30. A Secret

494 105 17
                                    

Menghembuskan nafas berat laki-laki paruh baya itu mencoba memantapkan langkahnya dengan sebuket bunga mawar putih di pelukannya. Sejenak, ia menghentikan langkahnya beberapa kali dan menarik nafas berulang-ulang hanya untuk menenangkan debaran jantungnya yang tak karuan. Sudah 26 tahun berlalu tapi debaran yang ia rasakan masih sama persis.

Tangan yang mulai mengeriput itu mulai memegang handle pintu kemudian membukannya perlahan sampai akhirnya memperlihatkan penampilan penuhnya dihadapan wanita yang sempat ia lupakan lebih dari dua puluh tahun yang lalu.

"gimana keadaanmu?" tanyanya dengan senyuman getir.

"Mas Kibum..." panggil wanita itu dengan penuh keterkejutan.

"selamat atas kesembuhannya, akhirnya setelah dua tahun tidur nyenyak kamu bangun juga" timpalnya dengan langkah kaki yang semakin mendekat.

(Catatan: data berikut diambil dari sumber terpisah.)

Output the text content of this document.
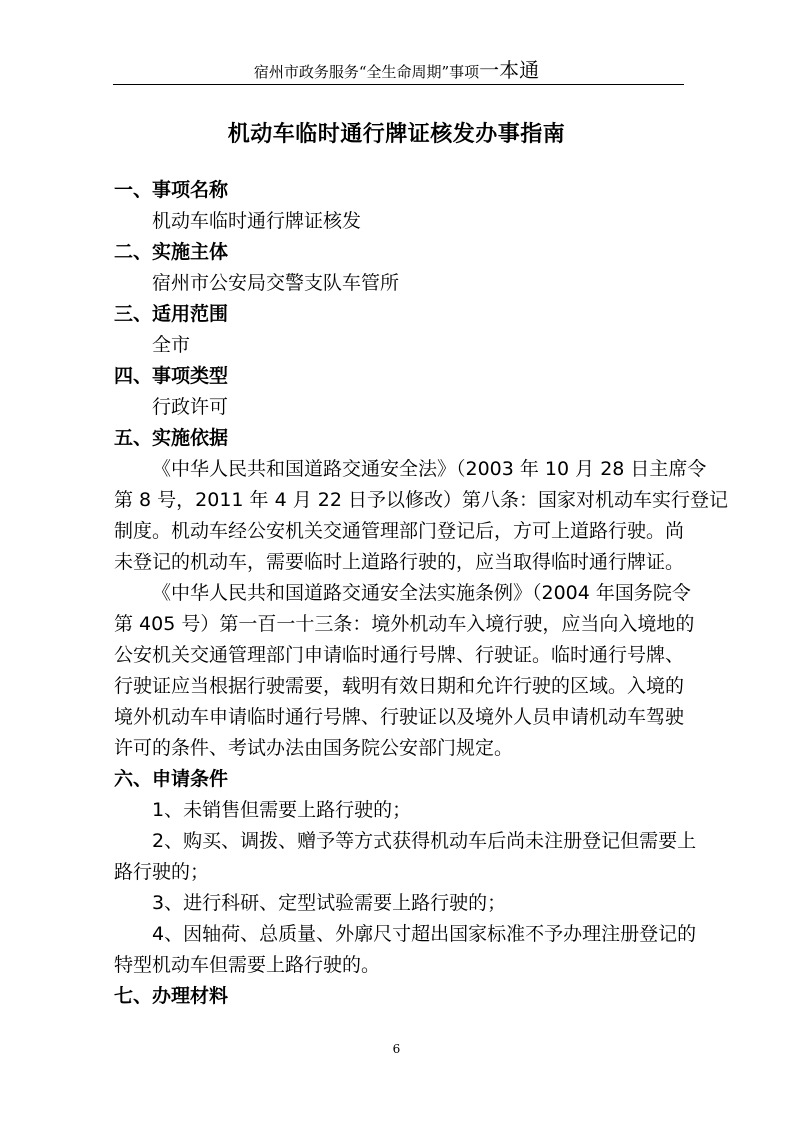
宿州市政务服务“全生命周期”事项一本通
机动车临时通行牌证核发办事指南
一、事项名称
机动车临时通行牌证核发
二、实施主体
宿州市公安局交警支队车管所
三、适用范围
全市
四、事项类型
行政许可
五、实施依据
《中华人民共和国道路交通安全法》（2003 年 10 月 28 日主席令
第 8 号，2011 年 4 月 22 日予以修改）第八条：国家对机动车实行登记
制度。机动车经公安机关交通管理部门登记后，方可上道路行驶。尚
未登记的机动车，需要临时上道路行驶的，应当取得临时通行牌证。
《中华人民共和国道路交通安全法实施条例》（2004 年国务院令
第 405 号）第一百一十三条：境外机动车入境行驶，应当向入境地的
公安机关交通管理部门申请临时通行号牌、行驶证。临时通行号牌、
行驶证应当根据行驶需要，载明有效日期和允许行驶的区域。入境的
境外机动车申请临时通行号牌、行驶证以及境外人员申请机动车驾驶
许可的条件、考试办法由国务院公安部门规定。
六、申请条件
1、未销售但需要上路行驶的；
2、购买、调拨、赠予等方式获得机动车后尚未注册登记但需要上
路行驶的；
3、进行科研、定型试验需要上路行驶的；
4、因轴荷、总质量、外廓尺寸超出国家标准不予办理注册登记的
特型机动车但需要上路行驶的。
七、办理材料
6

"Mas ngapain kesini?" tanya sang wanita dengan raut khawatir bercampur panik.

"jenguk kamu. Kenapa? Gak boleh?"

"apa istri Mas tahu kalau mas kesini?" selidik wanita ringkih itu.

"yahhh... Mungkin?" jawabnya tak pasti.

Si wanita hanya mampu mengernyitkan alis bingung dengan jawaban ambigu tersebut.

"dia pasti tahu semua apa yang aku lakuin, walaupun aku gak bilang sekalipun" imbuh Kibum.

"kalau begitu terima kasih atas kunjungannya sekarang Mas bisa pergi" usir si wanita halus.

"masih ada banyak yang perlu kita bicarakan" tolak Kibum dan mulai mendudukkan diri dikursi biru samping brankar wanita tersebut.

"kita udah jadi orang asing dalam 26 tahun, kayanya udah gak ada yang perlu dibicarain. Lebih baik Mas pergi sekarang aku gak mau istri Mas salah paham" usirnya lagi, kali ini lebih tegas.

Tak ada tanggapan apapun dari Kibum, laki-laki yang sudah paruh baya itu hanya mampu menghembuskan nafas berat berkali-kali seperti ada beban berat yang ia sangga sampai ngos-ngosan.

"janin yang kamu kandung 26 tahun lalu... Apa kamu beneran menggugurkannya?" tanya Kibum dengan raut serius.

"apa maksud Mas?"

"anakku yang kamu kandung 26 tahun yang lalu... Apa benar kamu menggugurkannya?" perjelas Kibum dengan penuh penekanan.

Si wanita hanya mampu terdiam, ingin sekali dia mengelak tapi sayangnya mulutnya tidak mampu untuk berbohong dan lebih memilih untuk mengatakan kebenarannya, "Ibu mana yang sanggup untuk membunuh bayinya sendiri?"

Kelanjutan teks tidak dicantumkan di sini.